You have an AI product with 4 specialized agents: a Planner, a Researcher, a Coder, and a Reviewer.

The Planner breaks down the task. The Researcher pulls context. The Coder implements. The Reviewer catches bugs.

Simple on paper. In production, it's falling apart.

Here's what's happening:

• The Researcher sometimes returns before the Planner finishes → Coder gets incomplete context
• The Reviewer flags issues → but there's no retry loop, so bugs ship anyway
• One agent timeout hangs the entire pipeline for 40 seconds
• You have no visibility into which agent failed or why

You need to redesign the orchestration layer. What do you do?

A) Centralized orchestrator — one controller calls each agent in sequence, owns retry logic, tracks state in a DB, times out per step individually.
B) Choreography via event bus — agents publish/subscribe to events, no central controller, each agent triggers the next autonomously.
C) DAG-based execution — model the pipeline as a directed acyclic graph, parallelize independent steps, block only on real dependencies.
D) Supervisor pattern — a meta-agent monitors all others, detects failures, decides whether to retry, reroute, or escalate to a human.

All four exist in production AI systems. Only one handles your specific failure modes without introducing new ones.

Pick one — A, B, C, or D — and tell me why. Full breakdown in the comments.

If you're building agentic systems, share this. Most teams hit these exact problems at month 2.

Drop your answer 👇

30DaysOfSystemDesign #SystemDesign #AgenticAI #AIEngineering

Top comments (4)

Joud Awad • Jun 4

Correct Answer: C — DAG-based execution

Your pipeline has hard dependencies (Coder must wait for BOTH Planner AND Researcher) AND needs retry loops (Reviewer → Coder on failure). A DAG models this explicitly:

Planner ──┐
          ├──► Coder ──► Reviewer
Researcher┘              │
              ◄───────── (retry on failure)

What this solves directly:

• Race condition → DAG blocks Coder until both upstream nodes complete. No manual checks.
• Timeout hanging pipeline → each node has its own deadline. One agent timeout doesn't freeze everything.
• No retry loop → retry is a first-class edge in the graph, not bolted-on logic.
• No visibility → DAG engines give you a full execution trace per run.

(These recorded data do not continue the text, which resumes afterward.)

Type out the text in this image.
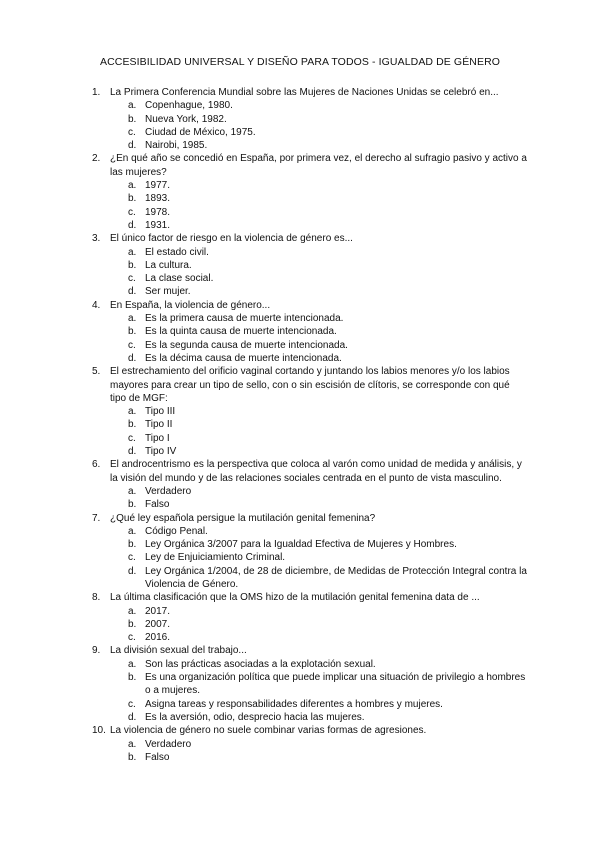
ACCESIBILIDAD UNIVERSAL Y DISEÑO PARA TODOS - IGUALDAD DE GÉNERO
1. La Primera Conferencia Mundial sobre las Mujeres de Naciones Unidas se celebró en...
a. Copenhague, 1980.
b. Nueva York, 1982.
c. Ciudad de México, 1975.
d. Nairobi, 1985.
2. ¿En qué año se concedió en España, por primera vez, el derecho al sufragio pasivo y activo a las mujeres?
a. 1977.
b. 1893.
c. 1978.
d. 1931.
3. El único factor de riesgo en la violencia de género es...
a. El estado civil.
b. La cultura.
c. La clase social.
d. Ser mujer.
4. En España, la violencia de género...
a. Es la primera causa de muerte intencionada.
b. Es la quinta causa de muerte intencionada.
c. Es la segunda causa de muerte intencionada.
d. Es la décima causa de muerte intencionada.
5. El estrechamiento del orificio vaginal cortando y juntando los labios menores y/o los labios mayores para crear un tipo de sello, con o sin escisión de clítoris, se corresponde con qué tipo de MGF:
a. Tipo III
b. Tipo II
c. Tipo I
d. Tipo IV
6. El androcentrismo es la perspectiva que coloca al varón como unidad de medida y análisis, y la visión del mundo y de las relaciones sociales centrada en el punto de vista masculino.
a. Verdadero
b. Falso
7. ¿Qué ley española persigue la mutilación genital femenina?
a. Código Penal.
b. Ley Orgánica 3/2007 para la Igualdad Efectiva de Mujeres y Hombres.
c. Ley de Enjuiciamiento Criminal.
d. Ley Orgánica 1/2004, de 28 de diciembre, de Medidas de Protección Integral contra la Violencia de Género.
8. La última clasificación que la OMS hizo de la mutilación genital femenina data de ...
a. 2017.
b. 2007.
c. 2016.
9. La división sexual del trabajo...
a. Son las prácticas asociadas a la explotación sexual.
b. Es una organización política que puede implicar una situación de privilegio a hombres o a mujeres.
c. Asigna tareas y responsabilidades diferentes a hombres y mujeres.
d. Es la aversión, odio, desprecio hacia las mujeres.
10. La violencia de género no suele combinar varias formas de agresiones.
a. Verdadero
b. Falso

Real implementations: LangGraph, Temporal, AWS Step Functions, Prefect, Dagster. They all converge on this model because it makes dependencies visible, failures local, and execution testable.

Joud Awad • Jun 4

A — Centralized orchestrator (senior engineer trap)

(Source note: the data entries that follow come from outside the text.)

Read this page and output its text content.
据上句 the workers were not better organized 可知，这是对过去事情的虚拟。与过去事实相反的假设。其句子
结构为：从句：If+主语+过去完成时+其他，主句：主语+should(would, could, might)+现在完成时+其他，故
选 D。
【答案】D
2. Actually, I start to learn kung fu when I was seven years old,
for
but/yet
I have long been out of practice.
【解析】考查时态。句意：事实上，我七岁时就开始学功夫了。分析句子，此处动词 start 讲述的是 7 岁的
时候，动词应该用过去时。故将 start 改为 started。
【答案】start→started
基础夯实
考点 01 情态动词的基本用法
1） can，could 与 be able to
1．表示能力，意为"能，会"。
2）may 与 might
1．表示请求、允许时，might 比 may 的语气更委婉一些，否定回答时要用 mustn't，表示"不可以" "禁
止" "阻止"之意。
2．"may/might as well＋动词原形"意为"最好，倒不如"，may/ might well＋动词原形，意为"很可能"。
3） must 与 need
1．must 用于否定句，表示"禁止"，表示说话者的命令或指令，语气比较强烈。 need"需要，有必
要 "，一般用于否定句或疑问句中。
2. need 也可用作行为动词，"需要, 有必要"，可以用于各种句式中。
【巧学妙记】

This is the closest wrong answer. A central controller with per-step timeouts and DB state feels right — it's structured, it has retry logic, it has visibility.

The problem: it's sequential by default. Planner and Researcher still run one after the other unless you explicitly add parallel execution logic. You're basically hand-building a DAG imperatively, and you'll do it badly. Every new dependency becomes a code change.

Why it traps senior engineers: it looks like "proper architecture" but it's just imperative orchestration with extra ceremony.

Joud Awad • Jun 4

B — Choreography via event bus

Works well for loosely coupled, fire-and-forget pipelines (order placed → invoice generated → email sent). But your pipeline has tight dependencies — Coder literally cannot start without both Planner AND Researcher finishing.

With pure choreography, there's no natural "wait for these two" primitive. You'd have to build coordination logic inside the agents themselves. Now your Coder is doing orchestration work. That's worse than your current problem.

Rule of thumb: choreography for independence, orchestration for dependency.

Joud Awad • Jun 4

D — Supervisor pattern

A supervisor meta-agent that monitors, detects failures, and reroutes is a great layer on top of C — for human escalation, anomaly detection, or dynamic rerouting when the DAG can't handle it.

As a base orchestration model? It adds latency (every decision goes through the supervisor), a single point of failure, and doesn't solve the dependency problem at all. The supervisor still needs to know the execution order — which is just an implicit DAG inside the supervisor's brain.

Use it as resilience on top of C. Not instead of C.